Auch hier wird wieder das OVG zitiert; der letzte Satz gibt zu erkennen, daß das BVerfG inhaltlich mit dem OVG übereinstimmt.
Mein Eindruck: Solange die »fachliche Kompetenz des Normgebers« als Maßstab für die Akzeptanz der Rechtschreibreform gesehen wird, spielt die tatsächliche Umsetzung der Reform (d. h. in der alltäglichen Praxis) keine Rolle selbst wenn dies mittels unbrauchbarer Faustregeln geschieht und selbst wenn die verschiedenen Zeitungsverlage ihre unterschiedlichen Hausorthographien pflegen. Gestützt wird dies durch eine fatale Selbstkonsistenz besser: selbsterfüllende Prophezeihung -: In der Erwartung, daß sich der allgemeine Schreibgebrauch an die Reformschreibung anpassen wird, wird diese an den Schulen unterrichtet aber letztlich ändert sich ja ersterer erst aufgrund der Unterrichtspraxis, und zwar mit dem Hinweis, daß die Reformschreibung die den Schülern vertrautere sei. Auf diese Weise kann man allerdings jede Reform begründen, denn dieser Zirkelschluß funktioniert auch, wenn man irgend etwas anderes an Stelle der Reformschreibung einsetzt; der Inhalt spielt hierbei keine Rolle.
Vielleicht hat aber das BVerfG bezüglich der »für eine Sprachgeltung notwendige[n] allgemeine[n] Akzeptanz« eine andere Auffassung als das OVG. Ob man es dazu bringen kann, die Gleichsetzung von Akzeptanz und Normgeberkompetenz zu hinterfragen?

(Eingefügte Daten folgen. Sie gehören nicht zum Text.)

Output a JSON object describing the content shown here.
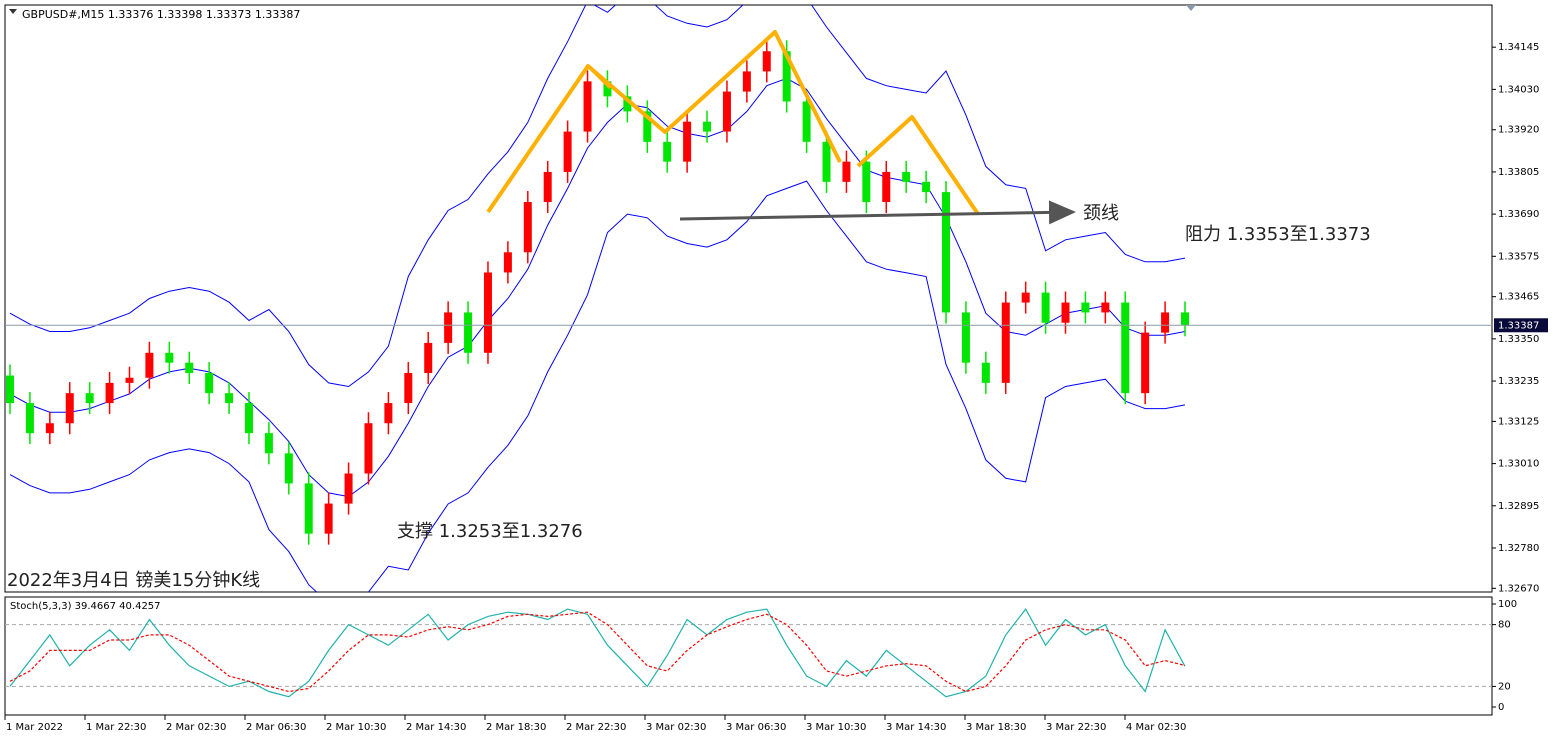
{
  "header": "GBPUSD#,M15  1.33376 1.33398 1.33373 1.33387",
  "chart_data": {
    "type": "candlestick",
    "open": [
      1.3325,
      1.33175,
      1.33093,
      1.3312,
      1.33202,
      1.33175,
      1.3323,
      1.33244,
      1.33312,
      1.33285,
      1.33257,
      1.33202,
      1.33175,
      1.33093,
      1.33038,
      1.32956,
      1.32819,
      1.32901,
      1.32983,
      1.3312,
      1.33175,
      1.33257,
      1.33339,
      1.33422,
      1.33312,
      1.33531,
      1.33586,
      1.33723,
      1.33805,
      1.33915,
      1.34052,
      1.34011,
      1.3397,
      1.33887,
      1.33833,
      1.33942,
      1.33915,
      1.34024,
      1.34079,
      1.34134,
      1.33997,
      1.33887,
      1.33778,
      1.33833,
      1.33723,
      1.33805,
      1.33778,
      1.3375,
      1.33422,
      1.33285,
      1.3323,
      1.33449,
      1.33476,
      1.33394,
      1.33449,
      1.33422,
      1.33449,
      1.33202,
      1.33367,
      1.33422
    ],
    "high": [
      1.3328,
      1.33205,
      1.3315,
      1.33232,
      1.33232,
      1.3326,
      1.33274,
      1.33342,
      1.33342,
      1.33315,
      1.33287,
      1.33232,
      1.33205,
      1.33123,
      1.33068,
      1.32986,
      1.32931,
      1.33013,
      1.3315,
      1.33205,
      1.33287,
      1.33369,
      1.33452,
      1.33452,
      1.33561,
      1.33616,
      1.33753,
      1.33835,
      1.33945,
      1.34082,
      1.34082,
      1.34041,
      1.34,
      1.33917,
      1.33972,
      1.33972,
      1.34054,
      1.34109,
      1.34164,
      1.34164,
      1.34027,
      1.33917,
      1.33863,
      1.33863,
      1.33835,
      1.33835,
      1.33808,
      1.3378,
      1.33452,
      1.33315,
      1.33479,
      1.33506,
      1.33506,
      1.33479,
      1.33479,
      1.33479,
      1.33479,
      1.33397,
      1.33452,
      1.33452
    ],
    "low": [
      1.33145,
      1.33063,
      1.33063,
      1.3309,
      1.33145,
      1.33145,
      1.332,
      1.33214,
      1.33255,
      1.33227,
      1.33172,
      1.33145,
      1.33063,
      1.33008,
      1.32926,
      1.32789,
      1.32789,
      1.32871,
      1.32953,
      1.3309,
      1.33145,
      1.33227,
      1.33309,
      1.33282,
      1.33282,
      1.33501,
      1.33556,
      1.33693,
      1.33775,
      1.33885,
      1.33981,
      1.3394,
      1.33857,
      1.33803,
      1.33803,
      1.33885,
      1.33885,
      1.33994,
      1.34049,
      1.33967,
      1.33857,
      1.33748,
      1.33748,
      1.33693,
      1.33693,
      1.33748,
      1.3372,
      1.33392,
      1.33255,
      1.332,
      1.332,
      1.33419,
      1.33364,
      1.33364,
      1.33392,
      1.33392,
      1.33172,
      1.33172,
      1.33337,
      1.33357
    ],
    "close": [
      1.33175,
      1.33093,
      1.3312,
      1.33202,
      1.33175,
      1.3323,
      1.33244,
      1.33312,
      1.33285,
      1.33257,
      1.33202,
      1.33175,
      1.33093,
      1.33038,
      1.32956,
      1.32819,
      1.32901,
      1.32983,
      1.3312,
      1.33175,
      1.33257,
      1.33339,
      1.33422,
      1.33312,
      1.33531,
      1.33586,
      1.33723,
      1.33805,
      1.33915,
      1.34052,
      1.34011,
      1.3397,
      1.33887,
      1.33833,
      1.33942,
      1.33915,
      1.34024,
      1.34079,
      1.34134,
      1.33997,
      1.33887,
      1.33778,
      1.33833,
      1.33723,
      1.33805,
      1.33778,
      1.3375,
      1.33422,
      1.33285,
      1.3323,
      1.33449,
      1.33476,
      1.33394,
      1.33449,
      1.33422,
      1.33449,
      1.33202,
      1.33367,
      1.33422,
      1.33387
    ],
    "up_color": "#ff0000",
    "down_color": "#00e600",
    "bands": {
      "color": "#0000ff",
      "upper": [
        1.3342,
        1.3339,
        1.3337,
        1.3337,
        1.3338,
        1.334,
        1.3342,
        1.3346,
        1.3348,
        1.3349,
        1.3348,
        1.3345,
        1.334,
        1.3343,
        1.3337,
        1.3328,
        1.3323,
        1.3322,
        1.3326,
        1.3333,
        1.3352,
        1.3362,
        1.337,
        1.3373,
        1.338,
        1.3386,
        1.3394,
        1.3406,
        1.3416,
        1.3427,
        1.3424,
        1.3429,
        1.3428,
        1.3423,
        1.3421,
        1.342,
        1.3422,
        1.3427,
        1.3434,
        1.3436,
        1.3428,
        1.342,
        1.3413,
        1.3406,
        1.3404,
        1.3403,
        1.3402,
        1.3408,
        1.3396,
        1.3382,
        1.3377,
        1.3376,
        1.3359,
        1.3362,
        1.3363,
        1.3364,
        1.3358,
        1.3356,
        1.3356,
        1.3357
      ],
      "middle": [
        1.332,
        1.3317,
        1.3315,
        1.3315,
        1.3316,
        1.3318,
        1.332,
        1.3324,
        1.3326,
        1.3327,
        1.3326,
        1.3323,
        1.3318,
        1.3313,
        1.3307,
        1.3298,
        1.3293,
        1.3292,
        1.3296,
        1.3303,
        1.3312,
        1.3322,
        1.333,
        1.3333,
        1.334,
        1.3346,
        1.3354,
        1.3366,
        1.3376,
        1.3387,
        1.3394,
        1.3399,
        1.3398,
        1.3393,
        1.3391,
        1.339,
        1.3392,
        1.3397,
        1.3404,
        1.3406,
        1.3403,
        1.3395,
        1.3388,
        1.3381,
        1.3379,
        1.3378,
        1.3377,
        1.3368,
        1.3356,
        1.3342,
        1.3337,
        1.3336,
        1.3339,
        1.3342,
        1.3343,
        1.3344,
        1.3338,
        1.3336,
        1.3336,
        1.3337
      ],
      "lower": [
        1.3298,
        1.3295,
        1.3293,
        1.3293,
        1.3294,
        1.3296,
        1.3298,
        1.3302,
        1.3304,
        1.3305,
        1.3304,
        1.3301,
        1.3296,
        1.3283,
        1.3277,
        1.3268,
        1.3263,
        1.3262,
        1.3266,
        1.3273,
        1.3272,
        1.3282,
        1.329,
        1.3293,
        1.33,
        1.3306,
        1.3314,
        1.3326,
        1.3336,
        1.3347,
        1.3364,
        1.3369,
        1.3368,
        1.3363,
        1.3361,
        1.336,
        1.3362,
        1.3367,
        1.3374,
        1.3376,
        1.3378,
        1.337,
        1.3363,
        1.3356,
        1.3354,
        1.3353,
        1.3352,
        1.3328,
        1.3316,
        1.3302,
        1.3297,
        1.3296,
        1.3319,
        1.3322,
        1.3323,
        1.3324,
        1.3318,
        1.3316,
        1.3316,
        1.3317
      ]
    },
    "ylim": [
      1.3266,
      1.3426
    ],
    "yticks": [
      1.34145,
      {
        "value": 1.3403,
        "label": "1.34030"
      },
      {
        "value": 1.3392,
        "label": "1.33920"
      },
      1.33805,
      {
        "value": 1.3369,
        "label": "1.33690"
      },
      1.33575,
      1.33465,
      {
        "value": 1.3335,
        "label": "1.33350"
      },
      1.33235,
      1.33125,
      {
        "value": 1.3301,
        "label": "1.33010"
      },
      1.32895,
      {
        "value": 1.3278,
        "label": "1.32780"
      },
      {
        "value": 1.3267,
        "label": "1.32670"
      }
    ],
    "last_price": 1.33387,
    "xlabels": [
      "1 Mar 2022",
      "1 Mar 22:30",
      "2 Mar 02:30",
      "2 Mar 06:30",
      "2 Mar 10:30",
      "2 Mar 14:30",
      "2 Mar 18:30",
      "2 Mar 22:30",
      "3 Mar 02:30",
      "3 Mar 06:30",
      "3 Mar 10:30",
      "3 Mar 14:30",
      "3 Mar 18:30",
      "3 Mar 22:30",
      "4 Mar 02:30"
    ],
    "annotations": {
      "neckline": "颈线",
      "resistance": "阻力 1.3353至1.3373",
      "support": "支撑 1.3253至1.3276",
      "caption": "2022年3月4日 镑美15分钟K线"
    }
  },
  "stoch": {
    "type": "line",
    "label": "Stoch(5,3,3) 39.4667 40.4257",
    "series": [
      {
        "color": "#20b2aa",
        "dash": false,
        "values": [
          20,
          45,
          70,
          40,
          60,
          75,
          55,
          85,
          60,
          40,
          30,
          20,
          25,
          15,
          10,
          25,
          55,
          80,
          70,
          60,
          75,
          90,
          65,
          80,
          88,
          92,
          90,
          85,
          95,
          90,
          60,
          40,
          20,
          50,
          85,
          70,
          85,
          92,
          95,
          60,
          30,
          20,
          45,
          30,
          55,
          40,
          25,
          10,
          15,
          30,
          70,
          95,
          60,
          85,
          70,
          80,
          40,
          15,
          75,
          39.4667
        ]
      },
      {
        "color": "#ff0000",
        "dash": true,
        "values": [
          25,
          35,
          55,
          55,
          55,
          65,
          65,
          70,
          70,
          60,
          45,
          30,
          25,
          20,
          15,
          18,
          35,
          55,
          70,
          70,
          68,
          75,
          78,
          75,
          80,
          88,
          90,
          88,
          90,
          92,
          80,
          60,
          40,
          35,
          55,
          70,
          78,
          85,
          90,
          80,
          60,
          35,
          30,
          35,
          40,
          42,
          40,
          25,
          15,
          20,
          40,
          65,
          75,
          80,
          75,
          75,
          65,
          40,
          45,
          40.4257
        ]
      }
    ],
    "ylim": [
      0,
      100
    ],
    "yticks": [
      100,
      80,
      20,
      0
    ],
    "grid": [
      80,
      20
    ]
  }
}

Es bleibt für mich außerdem die Frage, ob nicht in der Darstellung des OVG ein Widerspruch deutlich wird, wenn einerseits darauf hingewiesen wird, daß die Rechtschreibung »nicht auf Rechtsnormen, sondern auf sprachlichen und damit außerrechtlichen Regeln«, andererseits aber Änderungen dieser außerrechtlichen Regeln (= Rechtschreibreformen) »als letztlich staatliche Aufgabe verstanden« werden. Damit ist keine Widersprüchlichkeit der Ausführungen des OVG gemeint, sondern ein Widerspruch eben in dem Verständnis, was eine staatliche Aufgabe sei.
Meine Meinung: Was außerrechtlich ist, bleibt es nur, wenn der Staat die Finger davon läßt und also keine Verordnungen dazu erläßt. In diesem Punkt stimme ich Herrn Icklers Forderungen nachdrücklich zu (vgl. den Strang Der Fetisch Norm). Die seit der Mitte des 19. Jahrhunderts bestehende Rechtspraxis, die zu dem beschriebenen Verständnis geführt hat, sollte dringend überprüft und geändert werden.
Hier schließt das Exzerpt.